UE dá o primeiro passo para contactar rebeldes sírios, anuncia Kallas
A vice-presidente da Comissão Europeia Kaja Kallas deu instruções a um diplomata de alto nível da União Europeia para contactar com o governo provisório criado pelo Hayat Tahrir al-Sham (HTS), a força rebelde que liderou a ofensiva que derrubou a autocracia de Bashar al-Assad.
A medida representa a vontade do bloco europeu de começar a normalizar os laços com o HTS, que foi colocado na lista negra das organizações terroristas pelas Nações Unidas, devido à sua anterior aliança com a Al-Qaeda.
A designação foi transposta para a legislação da UE e é seguida por todos os 27 Estados-Membros.
"Encarreguei um diplomata europeu de topo, na Síria, para se deslocar a Damasco para estabelecer contactos com o novo governo e com a população local", afirmou Kallas na segunda-feira de manhã, antes de se dirigir para uma reunião dos ministros dos Negócios Estrangeiros da UE em Bruxelas, onde o futuro da Síria é um dos principais pontos da agenda.

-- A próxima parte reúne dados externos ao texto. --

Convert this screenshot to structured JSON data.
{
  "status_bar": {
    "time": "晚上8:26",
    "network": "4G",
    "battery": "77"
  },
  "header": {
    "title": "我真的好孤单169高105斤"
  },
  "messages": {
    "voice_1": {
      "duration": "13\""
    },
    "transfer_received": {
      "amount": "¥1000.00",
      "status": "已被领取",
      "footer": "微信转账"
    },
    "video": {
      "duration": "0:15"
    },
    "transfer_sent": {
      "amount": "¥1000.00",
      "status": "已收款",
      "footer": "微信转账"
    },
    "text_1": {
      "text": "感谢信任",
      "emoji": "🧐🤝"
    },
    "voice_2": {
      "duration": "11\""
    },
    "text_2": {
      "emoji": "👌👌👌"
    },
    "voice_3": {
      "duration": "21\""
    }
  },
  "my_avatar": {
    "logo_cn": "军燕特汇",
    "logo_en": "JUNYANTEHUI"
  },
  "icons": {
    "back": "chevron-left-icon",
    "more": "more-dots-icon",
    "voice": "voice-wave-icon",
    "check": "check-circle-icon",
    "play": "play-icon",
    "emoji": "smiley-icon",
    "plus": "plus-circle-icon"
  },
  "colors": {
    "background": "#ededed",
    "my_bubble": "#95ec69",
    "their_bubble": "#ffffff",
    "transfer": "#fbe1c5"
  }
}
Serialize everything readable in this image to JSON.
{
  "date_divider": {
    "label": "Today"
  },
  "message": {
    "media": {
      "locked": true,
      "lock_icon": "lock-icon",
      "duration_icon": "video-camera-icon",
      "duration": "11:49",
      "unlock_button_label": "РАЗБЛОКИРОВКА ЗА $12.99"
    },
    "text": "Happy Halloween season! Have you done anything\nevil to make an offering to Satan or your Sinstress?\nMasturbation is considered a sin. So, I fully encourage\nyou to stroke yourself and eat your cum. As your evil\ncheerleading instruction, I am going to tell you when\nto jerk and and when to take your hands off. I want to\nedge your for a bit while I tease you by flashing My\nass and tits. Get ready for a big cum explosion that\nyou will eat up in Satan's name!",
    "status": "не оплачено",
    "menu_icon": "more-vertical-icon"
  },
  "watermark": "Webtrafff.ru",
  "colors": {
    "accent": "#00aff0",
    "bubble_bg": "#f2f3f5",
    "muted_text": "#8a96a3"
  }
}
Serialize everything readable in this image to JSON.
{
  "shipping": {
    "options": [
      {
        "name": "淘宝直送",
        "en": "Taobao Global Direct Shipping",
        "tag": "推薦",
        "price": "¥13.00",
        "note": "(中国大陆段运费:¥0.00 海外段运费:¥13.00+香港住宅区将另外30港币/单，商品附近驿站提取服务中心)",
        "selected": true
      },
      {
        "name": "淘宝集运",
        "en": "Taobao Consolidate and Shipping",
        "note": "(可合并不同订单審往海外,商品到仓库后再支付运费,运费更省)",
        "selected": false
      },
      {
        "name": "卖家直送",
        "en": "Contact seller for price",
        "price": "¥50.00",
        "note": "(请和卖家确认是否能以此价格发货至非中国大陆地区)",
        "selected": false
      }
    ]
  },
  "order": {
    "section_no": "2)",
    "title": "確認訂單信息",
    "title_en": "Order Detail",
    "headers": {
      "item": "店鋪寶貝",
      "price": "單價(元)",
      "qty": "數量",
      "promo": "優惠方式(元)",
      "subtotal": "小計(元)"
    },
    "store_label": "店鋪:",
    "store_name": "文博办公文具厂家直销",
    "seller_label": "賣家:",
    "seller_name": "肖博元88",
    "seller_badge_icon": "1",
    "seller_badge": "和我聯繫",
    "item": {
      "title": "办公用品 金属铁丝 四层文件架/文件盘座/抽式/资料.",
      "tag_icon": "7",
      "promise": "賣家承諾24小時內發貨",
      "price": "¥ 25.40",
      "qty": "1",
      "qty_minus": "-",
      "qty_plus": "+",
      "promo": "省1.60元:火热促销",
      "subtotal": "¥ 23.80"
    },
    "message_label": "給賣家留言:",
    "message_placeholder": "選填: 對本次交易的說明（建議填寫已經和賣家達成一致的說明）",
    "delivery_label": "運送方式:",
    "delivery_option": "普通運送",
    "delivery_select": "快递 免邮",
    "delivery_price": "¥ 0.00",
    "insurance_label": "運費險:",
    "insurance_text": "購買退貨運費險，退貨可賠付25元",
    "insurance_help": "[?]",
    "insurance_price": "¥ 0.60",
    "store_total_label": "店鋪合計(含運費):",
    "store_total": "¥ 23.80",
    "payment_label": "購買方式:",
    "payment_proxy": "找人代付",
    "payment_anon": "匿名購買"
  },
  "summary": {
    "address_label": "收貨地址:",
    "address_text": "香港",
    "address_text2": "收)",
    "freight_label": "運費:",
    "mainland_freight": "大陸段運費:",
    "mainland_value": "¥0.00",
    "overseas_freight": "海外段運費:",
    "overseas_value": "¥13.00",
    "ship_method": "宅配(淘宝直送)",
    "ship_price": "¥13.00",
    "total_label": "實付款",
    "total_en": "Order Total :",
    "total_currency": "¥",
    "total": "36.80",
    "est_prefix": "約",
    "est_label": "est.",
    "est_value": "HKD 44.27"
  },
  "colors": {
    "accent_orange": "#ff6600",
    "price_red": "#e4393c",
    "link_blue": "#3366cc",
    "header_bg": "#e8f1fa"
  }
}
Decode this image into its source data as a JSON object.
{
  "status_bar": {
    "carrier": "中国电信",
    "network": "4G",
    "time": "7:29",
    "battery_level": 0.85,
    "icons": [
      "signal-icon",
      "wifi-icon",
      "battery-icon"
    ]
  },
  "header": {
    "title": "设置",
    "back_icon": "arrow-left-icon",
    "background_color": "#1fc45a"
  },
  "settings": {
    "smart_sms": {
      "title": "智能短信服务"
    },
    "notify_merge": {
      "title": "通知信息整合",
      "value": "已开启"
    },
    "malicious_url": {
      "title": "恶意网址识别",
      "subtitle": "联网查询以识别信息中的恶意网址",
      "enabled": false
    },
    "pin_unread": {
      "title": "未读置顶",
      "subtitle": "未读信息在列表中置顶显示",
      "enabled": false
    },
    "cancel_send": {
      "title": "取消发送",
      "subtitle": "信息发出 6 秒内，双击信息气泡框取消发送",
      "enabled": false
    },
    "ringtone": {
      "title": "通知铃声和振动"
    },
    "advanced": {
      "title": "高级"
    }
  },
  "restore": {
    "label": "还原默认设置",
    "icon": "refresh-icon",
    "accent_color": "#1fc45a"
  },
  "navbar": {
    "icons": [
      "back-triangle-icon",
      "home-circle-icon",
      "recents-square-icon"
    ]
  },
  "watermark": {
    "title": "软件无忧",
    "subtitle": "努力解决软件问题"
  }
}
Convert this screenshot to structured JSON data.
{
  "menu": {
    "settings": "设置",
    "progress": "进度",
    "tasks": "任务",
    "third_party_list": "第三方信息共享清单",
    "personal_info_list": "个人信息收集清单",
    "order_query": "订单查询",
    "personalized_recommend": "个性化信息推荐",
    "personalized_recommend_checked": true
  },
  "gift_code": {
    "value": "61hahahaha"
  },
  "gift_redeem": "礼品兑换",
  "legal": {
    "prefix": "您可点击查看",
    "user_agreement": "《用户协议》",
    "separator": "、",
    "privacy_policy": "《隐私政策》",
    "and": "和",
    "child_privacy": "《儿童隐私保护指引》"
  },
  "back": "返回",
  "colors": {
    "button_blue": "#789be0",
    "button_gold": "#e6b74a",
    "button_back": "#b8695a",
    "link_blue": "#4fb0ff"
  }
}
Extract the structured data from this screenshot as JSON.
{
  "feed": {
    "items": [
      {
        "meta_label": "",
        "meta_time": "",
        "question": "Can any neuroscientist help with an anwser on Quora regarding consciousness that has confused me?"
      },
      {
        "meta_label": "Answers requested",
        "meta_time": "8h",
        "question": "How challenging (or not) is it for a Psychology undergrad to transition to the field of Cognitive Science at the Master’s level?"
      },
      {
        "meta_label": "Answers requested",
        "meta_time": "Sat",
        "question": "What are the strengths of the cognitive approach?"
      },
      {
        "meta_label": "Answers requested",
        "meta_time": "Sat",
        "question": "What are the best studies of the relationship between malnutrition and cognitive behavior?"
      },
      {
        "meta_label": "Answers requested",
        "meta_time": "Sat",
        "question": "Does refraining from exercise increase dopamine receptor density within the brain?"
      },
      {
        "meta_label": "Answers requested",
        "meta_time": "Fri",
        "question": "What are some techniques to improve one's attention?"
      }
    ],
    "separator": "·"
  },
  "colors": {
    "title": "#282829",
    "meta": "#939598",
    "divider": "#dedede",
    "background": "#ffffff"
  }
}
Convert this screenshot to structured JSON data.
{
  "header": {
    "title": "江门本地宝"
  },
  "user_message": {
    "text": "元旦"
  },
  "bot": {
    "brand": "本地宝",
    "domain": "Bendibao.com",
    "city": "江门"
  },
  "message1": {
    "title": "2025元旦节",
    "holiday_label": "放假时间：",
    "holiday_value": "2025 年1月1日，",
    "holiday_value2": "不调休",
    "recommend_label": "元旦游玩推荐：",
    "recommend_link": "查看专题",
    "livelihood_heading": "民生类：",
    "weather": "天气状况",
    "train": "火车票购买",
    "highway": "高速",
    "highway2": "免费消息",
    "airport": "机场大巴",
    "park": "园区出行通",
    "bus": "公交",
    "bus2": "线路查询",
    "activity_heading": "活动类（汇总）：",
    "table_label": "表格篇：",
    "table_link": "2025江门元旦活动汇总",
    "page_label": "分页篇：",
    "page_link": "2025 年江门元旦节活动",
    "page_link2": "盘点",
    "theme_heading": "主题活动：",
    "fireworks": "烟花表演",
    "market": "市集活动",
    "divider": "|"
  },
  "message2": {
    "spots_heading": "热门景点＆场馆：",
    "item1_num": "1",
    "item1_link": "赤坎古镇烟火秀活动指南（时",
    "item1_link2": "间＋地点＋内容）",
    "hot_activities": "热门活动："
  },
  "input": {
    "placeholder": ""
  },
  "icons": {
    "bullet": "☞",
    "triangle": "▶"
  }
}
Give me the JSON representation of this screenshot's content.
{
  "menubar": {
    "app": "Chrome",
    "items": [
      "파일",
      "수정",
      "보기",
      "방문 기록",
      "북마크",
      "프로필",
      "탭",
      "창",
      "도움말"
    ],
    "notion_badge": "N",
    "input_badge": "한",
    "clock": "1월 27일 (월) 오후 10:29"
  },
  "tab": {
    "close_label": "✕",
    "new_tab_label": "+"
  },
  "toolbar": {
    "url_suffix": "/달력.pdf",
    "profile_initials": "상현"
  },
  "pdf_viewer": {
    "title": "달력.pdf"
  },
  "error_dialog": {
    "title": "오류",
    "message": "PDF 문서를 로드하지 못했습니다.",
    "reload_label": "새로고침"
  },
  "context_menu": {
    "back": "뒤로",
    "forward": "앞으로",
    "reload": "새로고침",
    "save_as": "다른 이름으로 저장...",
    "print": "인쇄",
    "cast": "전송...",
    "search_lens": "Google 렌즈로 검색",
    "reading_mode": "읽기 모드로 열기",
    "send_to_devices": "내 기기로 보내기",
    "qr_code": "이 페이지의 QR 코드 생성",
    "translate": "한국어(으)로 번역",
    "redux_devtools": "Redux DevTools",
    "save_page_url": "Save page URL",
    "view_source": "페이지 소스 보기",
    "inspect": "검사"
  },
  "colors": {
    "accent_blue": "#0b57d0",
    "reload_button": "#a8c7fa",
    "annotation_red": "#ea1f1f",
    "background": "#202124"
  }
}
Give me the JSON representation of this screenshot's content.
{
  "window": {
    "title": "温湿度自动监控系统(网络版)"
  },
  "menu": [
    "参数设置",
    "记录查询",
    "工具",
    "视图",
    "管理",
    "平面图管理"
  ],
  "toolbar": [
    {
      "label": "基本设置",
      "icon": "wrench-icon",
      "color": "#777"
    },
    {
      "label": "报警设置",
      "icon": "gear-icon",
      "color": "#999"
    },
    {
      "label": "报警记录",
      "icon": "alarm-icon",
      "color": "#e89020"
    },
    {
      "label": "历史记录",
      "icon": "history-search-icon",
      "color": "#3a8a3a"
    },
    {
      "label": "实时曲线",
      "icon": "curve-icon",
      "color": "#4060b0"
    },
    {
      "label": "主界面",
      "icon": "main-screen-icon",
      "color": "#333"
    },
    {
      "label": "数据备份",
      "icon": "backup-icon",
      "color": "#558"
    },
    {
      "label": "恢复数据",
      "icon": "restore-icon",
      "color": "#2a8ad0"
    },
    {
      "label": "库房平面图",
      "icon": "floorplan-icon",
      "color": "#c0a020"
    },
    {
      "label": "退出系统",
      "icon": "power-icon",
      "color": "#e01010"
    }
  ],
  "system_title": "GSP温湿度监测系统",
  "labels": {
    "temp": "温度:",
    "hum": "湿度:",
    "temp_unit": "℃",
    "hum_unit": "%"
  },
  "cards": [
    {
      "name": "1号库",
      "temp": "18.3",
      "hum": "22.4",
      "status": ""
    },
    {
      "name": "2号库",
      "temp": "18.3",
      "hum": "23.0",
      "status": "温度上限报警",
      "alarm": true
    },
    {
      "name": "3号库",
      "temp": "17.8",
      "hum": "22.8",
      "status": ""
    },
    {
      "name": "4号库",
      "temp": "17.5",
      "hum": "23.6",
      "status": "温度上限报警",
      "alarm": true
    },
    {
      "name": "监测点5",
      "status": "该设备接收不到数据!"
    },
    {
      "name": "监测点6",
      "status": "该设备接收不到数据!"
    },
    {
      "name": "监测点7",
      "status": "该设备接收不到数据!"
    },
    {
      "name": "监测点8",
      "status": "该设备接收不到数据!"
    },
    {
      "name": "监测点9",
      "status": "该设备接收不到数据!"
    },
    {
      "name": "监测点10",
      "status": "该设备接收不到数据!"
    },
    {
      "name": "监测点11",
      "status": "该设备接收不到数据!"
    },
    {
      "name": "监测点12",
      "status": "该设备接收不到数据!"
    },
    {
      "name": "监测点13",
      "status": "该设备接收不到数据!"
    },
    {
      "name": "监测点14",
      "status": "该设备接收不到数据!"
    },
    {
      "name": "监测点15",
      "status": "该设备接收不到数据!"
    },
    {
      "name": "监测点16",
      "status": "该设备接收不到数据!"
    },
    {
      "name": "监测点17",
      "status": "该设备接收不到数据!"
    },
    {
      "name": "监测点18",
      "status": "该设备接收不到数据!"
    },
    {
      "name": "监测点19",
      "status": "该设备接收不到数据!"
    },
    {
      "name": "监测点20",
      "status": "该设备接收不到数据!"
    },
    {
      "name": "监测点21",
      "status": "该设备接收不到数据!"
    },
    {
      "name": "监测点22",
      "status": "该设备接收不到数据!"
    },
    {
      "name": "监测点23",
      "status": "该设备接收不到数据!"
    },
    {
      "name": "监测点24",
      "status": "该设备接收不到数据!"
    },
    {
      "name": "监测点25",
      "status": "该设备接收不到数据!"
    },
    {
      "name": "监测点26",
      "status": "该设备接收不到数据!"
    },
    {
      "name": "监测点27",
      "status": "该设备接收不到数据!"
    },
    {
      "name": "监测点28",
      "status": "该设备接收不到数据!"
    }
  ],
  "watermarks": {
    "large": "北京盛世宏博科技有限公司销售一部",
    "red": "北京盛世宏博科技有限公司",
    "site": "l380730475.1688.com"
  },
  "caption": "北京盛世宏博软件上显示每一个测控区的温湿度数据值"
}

Questionado sobre se o bloco deveria rever a designação de terrorista para facilitar a diplomacia, o alto representante disse que o HTS teria primeiro de demonstrar a sua capacidade de governar uma Síria estável e pacífica, que conceda proteção a todas as minorias.
"Para nós, não se trata apenas de palavras, queremos ver as ações na direção certa. Não só o que estão a dizer, mas também o que estão a fazer", afirmou Kallas.
"Penso que as próximas semanas e meses irão mostrar se estão a ir na direção certa".
Desde o derrube do regime de Assad, o HTS posicionou-se como a principal força da nova era política, nomeando um primeiro-ministro interino para administrar um governo de transição até março de 2025. O grupo também prometeu mudar o país devastado pela guerra de uma economia controlada pelo Estado para uma economia de mercado livre, a fim de atrair investidores.
Numa tentativa de adquirir maior legitimidade, o seu líder, Abu Muhammad al-Jolani, abandonou o seu "nome de guerra" e usa agora o seu nome legal, Ahmed al-Sharaa.
No entanto, o HTS continua a ser julgado por acusações de violações dos direitos humanos, incluindo alegadas execuções por blasfémia e adultério, levando por vezes, ao extremo a intrepretação da lei islâmica. Este historial levanta dúvidas sobre a capacidade desta força rebelde garantir o pluralismo e a tolerância após a queda de Assad.
A Síria é um país muito diversificado, habitado por muçulmanos sunitas, que representam mais de 70% da população, bem como muçulmanos xiitas, alauítas, cristãos e minorias étnicas como drusos, iraquianos, arménios, assírios, curdos e palestinianos.
Durante uma reunião realizada em Aqaba, na Jordânia, no fim de semana, representantes da UE, dos EUA, do Reino Unido, da ONU e dos países árabes assinaram uma declaração conjunta sobre a Síria, apelando ao respeito pelos direitos humanos, "incluindo os das mulheres e das minorias", e manifestando "total apoio" à unidade, integridade territorial e soberania da Síria.
Após a reunião de Aqaba, os EUA e o Reino Unido confirmaram que estavam em contacto diplomático com o HTS, mantendo a designação de terrorista.
"Queremos ver um governo representativo, um governo inclusivo. Queremos que os arsenais de armas químicas sejam protegidos e não sejam utilizados e queremos garantir que não haja violência contínua", afirmou no domingo David Lammy, Ministro dos Negócios Estrangeiros britânico.
"Estamos a utilizar todos os canais que temos à nossa disposição - diplomáticos e, claro, os canais dos serviços secretos - e procuramos lidar com o HTS onde for necessário."
Não ficou imediatamente claro se o diplomata de topo da UE destacado por Kallas se iria encontrar pessoalmente com al-Shaara, com o primeiro-ministro ou com ambos.
Para além das relações diplomáticas, outra questão que os aliados ocidentais têm de abordar é a revisão das vastas sanções impostas contra o regime de Assad, que incluem restrições rigorosas às armas, ao petróleo, à tecnologia e às transações financeiras.
Geir Pederson, enviado especial da ONU para a Síria, que se reuniu com al-Sharaa durante a sua visita a Damasco, afirmou que o levantamento das sanções é essencial para a recuperação económica do país.
"Precisamos de ver isto resolvido rapidamente", afirmou Pederson. "Esperamos que o fim das sanções seja rápido, para que possamos ver uma verdadeira mobilização em torno da reconstrução da Síria."